Et celle-ci est également devenue la règle dans toutes les démocraties républicaines sans exception avec des rapports de force qui ne sont pas exactement les mêmes dans chaque pays.
Bien entendu, les particularités «locales» font que les cas de figure ne sont pas des exactes copies de ce qui se passe en Amérique et que les situations divergent dans le temps mais le processus est le même.
En France, nous voyons bien qu’il y a d’un côté les extrémistes populistes calquant leurs stratégies sur celle du Parti républicain et de Trump – avec Marine Le Pen et Eric Zemmour mais aussi Jean-Luc Mélenchon dans son opposition à la démocratie républicaine libérale – et les démocrates de tous bords.
Et l’on voit, notamment dans le discours de Zemmour, que cette extrême-droite revendique d’être la «vraie droite» en reproduisant à l’identique la stratégie qui a si bien fonctionné aux Etats-Unis et qu’avait déjà initiée, il faut l’ajouter, la famille Le Pen.
La volonté des droites extrêmes et radicales est de fonder un parti qui engloberait selon eux toute la Droite mais qui, comme le Parti républicain d’aujourd’hui, ferait la purge de tout ce qui ressemble à des conservateurs modérés et à des libéraux éclairés.
Evidemment, tout ceci n’est pas donné pour l’éternité.

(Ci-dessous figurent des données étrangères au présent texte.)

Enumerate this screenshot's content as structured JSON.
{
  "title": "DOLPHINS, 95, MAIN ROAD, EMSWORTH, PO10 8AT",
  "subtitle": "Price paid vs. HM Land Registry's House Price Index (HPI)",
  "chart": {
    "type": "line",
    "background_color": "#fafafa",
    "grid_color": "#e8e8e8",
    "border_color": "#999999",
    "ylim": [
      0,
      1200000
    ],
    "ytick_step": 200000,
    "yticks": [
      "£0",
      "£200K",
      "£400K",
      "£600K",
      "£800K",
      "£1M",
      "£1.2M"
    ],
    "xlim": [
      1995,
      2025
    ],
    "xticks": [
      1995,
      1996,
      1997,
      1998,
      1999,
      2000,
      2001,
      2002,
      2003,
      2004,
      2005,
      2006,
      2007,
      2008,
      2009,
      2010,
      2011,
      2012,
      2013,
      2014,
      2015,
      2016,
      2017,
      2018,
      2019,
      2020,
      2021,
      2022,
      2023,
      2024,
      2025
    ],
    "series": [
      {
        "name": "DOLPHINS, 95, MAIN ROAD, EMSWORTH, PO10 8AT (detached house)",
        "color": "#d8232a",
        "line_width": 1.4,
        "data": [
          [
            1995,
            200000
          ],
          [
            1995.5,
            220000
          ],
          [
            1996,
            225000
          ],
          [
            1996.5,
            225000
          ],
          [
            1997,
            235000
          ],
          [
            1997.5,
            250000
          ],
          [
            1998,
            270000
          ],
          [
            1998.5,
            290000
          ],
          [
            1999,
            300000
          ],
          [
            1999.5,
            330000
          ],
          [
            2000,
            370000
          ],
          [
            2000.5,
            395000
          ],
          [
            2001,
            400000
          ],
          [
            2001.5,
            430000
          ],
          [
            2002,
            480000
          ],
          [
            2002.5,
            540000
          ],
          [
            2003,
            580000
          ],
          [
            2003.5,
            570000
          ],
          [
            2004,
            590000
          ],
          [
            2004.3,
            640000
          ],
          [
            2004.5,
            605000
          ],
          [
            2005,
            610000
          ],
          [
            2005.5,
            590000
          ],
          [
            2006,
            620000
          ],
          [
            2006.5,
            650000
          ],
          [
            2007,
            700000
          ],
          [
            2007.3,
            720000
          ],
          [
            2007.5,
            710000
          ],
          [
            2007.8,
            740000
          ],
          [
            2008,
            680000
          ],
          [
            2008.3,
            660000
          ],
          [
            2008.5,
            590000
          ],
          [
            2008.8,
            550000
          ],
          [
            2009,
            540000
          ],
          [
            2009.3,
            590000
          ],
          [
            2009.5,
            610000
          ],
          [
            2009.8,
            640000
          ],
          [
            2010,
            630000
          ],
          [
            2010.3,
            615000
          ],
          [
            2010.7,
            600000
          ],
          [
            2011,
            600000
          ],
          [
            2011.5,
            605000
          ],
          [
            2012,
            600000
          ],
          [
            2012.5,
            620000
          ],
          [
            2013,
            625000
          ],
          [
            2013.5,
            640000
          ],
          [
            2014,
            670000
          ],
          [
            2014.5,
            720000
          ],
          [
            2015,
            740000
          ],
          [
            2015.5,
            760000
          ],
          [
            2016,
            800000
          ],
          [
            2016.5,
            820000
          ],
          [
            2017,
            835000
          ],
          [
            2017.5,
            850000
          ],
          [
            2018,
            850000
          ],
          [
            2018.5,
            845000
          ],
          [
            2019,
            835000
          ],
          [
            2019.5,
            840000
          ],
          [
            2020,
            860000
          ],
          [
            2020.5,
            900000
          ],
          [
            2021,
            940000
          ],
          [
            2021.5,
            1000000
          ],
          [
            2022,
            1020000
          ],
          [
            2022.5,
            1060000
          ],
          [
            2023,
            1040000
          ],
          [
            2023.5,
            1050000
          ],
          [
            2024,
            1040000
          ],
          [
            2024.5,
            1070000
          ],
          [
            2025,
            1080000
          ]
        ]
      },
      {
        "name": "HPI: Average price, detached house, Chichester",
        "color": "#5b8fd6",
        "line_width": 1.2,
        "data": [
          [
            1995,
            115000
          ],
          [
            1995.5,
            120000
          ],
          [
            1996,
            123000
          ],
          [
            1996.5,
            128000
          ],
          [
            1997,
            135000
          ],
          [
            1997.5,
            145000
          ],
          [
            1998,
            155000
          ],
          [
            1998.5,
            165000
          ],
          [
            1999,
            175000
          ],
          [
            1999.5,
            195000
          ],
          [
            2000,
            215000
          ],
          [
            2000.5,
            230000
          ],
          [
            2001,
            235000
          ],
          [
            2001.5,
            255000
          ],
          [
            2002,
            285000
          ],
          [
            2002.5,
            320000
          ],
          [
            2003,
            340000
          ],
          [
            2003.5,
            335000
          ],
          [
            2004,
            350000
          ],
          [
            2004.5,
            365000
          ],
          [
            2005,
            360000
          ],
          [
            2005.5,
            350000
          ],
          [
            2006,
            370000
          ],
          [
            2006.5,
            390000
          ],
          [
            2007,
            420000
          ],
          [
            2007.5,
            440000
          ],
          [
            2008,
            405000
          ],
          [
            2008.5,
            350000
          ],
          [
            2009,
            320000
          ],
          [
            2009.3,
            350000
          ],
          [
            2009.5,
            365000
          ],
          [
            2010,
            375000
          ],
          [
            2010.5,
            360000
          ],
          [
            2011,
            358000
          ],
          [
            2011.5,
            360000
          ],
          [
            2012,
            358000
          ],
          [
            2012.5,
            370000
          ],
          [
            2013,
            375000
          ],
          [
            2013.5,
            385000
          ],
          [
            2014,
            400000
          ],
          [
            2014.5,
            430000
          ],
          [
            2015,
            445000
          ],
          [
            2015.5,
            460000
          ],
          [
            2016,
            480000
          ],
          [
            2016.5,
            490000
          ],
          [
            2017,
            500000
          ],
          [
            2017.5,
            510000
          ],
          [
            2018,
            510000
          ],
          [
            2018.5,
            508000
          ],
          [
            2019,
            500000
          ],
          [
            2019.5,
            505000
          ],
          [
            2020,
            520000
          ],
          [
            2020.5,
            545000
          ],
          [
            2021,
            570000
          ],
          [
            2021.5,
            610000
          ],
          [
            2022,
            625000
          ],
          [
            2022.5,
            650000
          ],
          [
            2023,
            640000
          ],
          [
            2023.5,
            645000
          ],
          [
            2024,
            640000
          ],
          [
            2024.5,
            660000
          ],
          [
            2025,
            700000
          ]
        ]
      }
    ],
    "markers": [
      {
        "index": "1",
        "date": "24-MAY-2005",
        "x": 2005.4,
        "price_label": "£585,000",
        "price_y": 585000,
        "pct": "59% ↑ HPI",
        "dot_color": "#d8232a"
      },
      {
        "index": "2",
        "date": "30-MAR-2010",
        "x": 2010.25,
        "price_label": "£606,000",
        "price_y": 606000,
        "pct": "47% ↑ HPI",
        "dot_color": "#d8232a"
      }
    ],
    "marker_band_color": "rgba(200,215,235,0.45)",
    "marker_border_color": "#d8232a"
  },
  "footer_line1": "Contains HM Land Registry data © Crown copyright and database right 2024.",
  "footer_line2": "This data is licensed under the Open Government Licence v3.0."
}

D’abord du simple fait que c’est une bien une construction fallacieuse qui a permis cette «nouvelle» architecture qui ne correspond à rien sauf aux même clivages qu’avant mais, et c’est là le plus dangereux, avec l’usurpation des étiquettes.
Ensuite parce que cet extrémisme est avant tout destructeur sans avoir aucune capacité à construire quelque édifice solide comme l’a montré la présidence de Donald Trump.
Mais pour lutter contre cet encerclement de la démocratie républicaine par ses ennemis de l’intérieur, encore faut-il rappeler comment il a été mené et consolidé.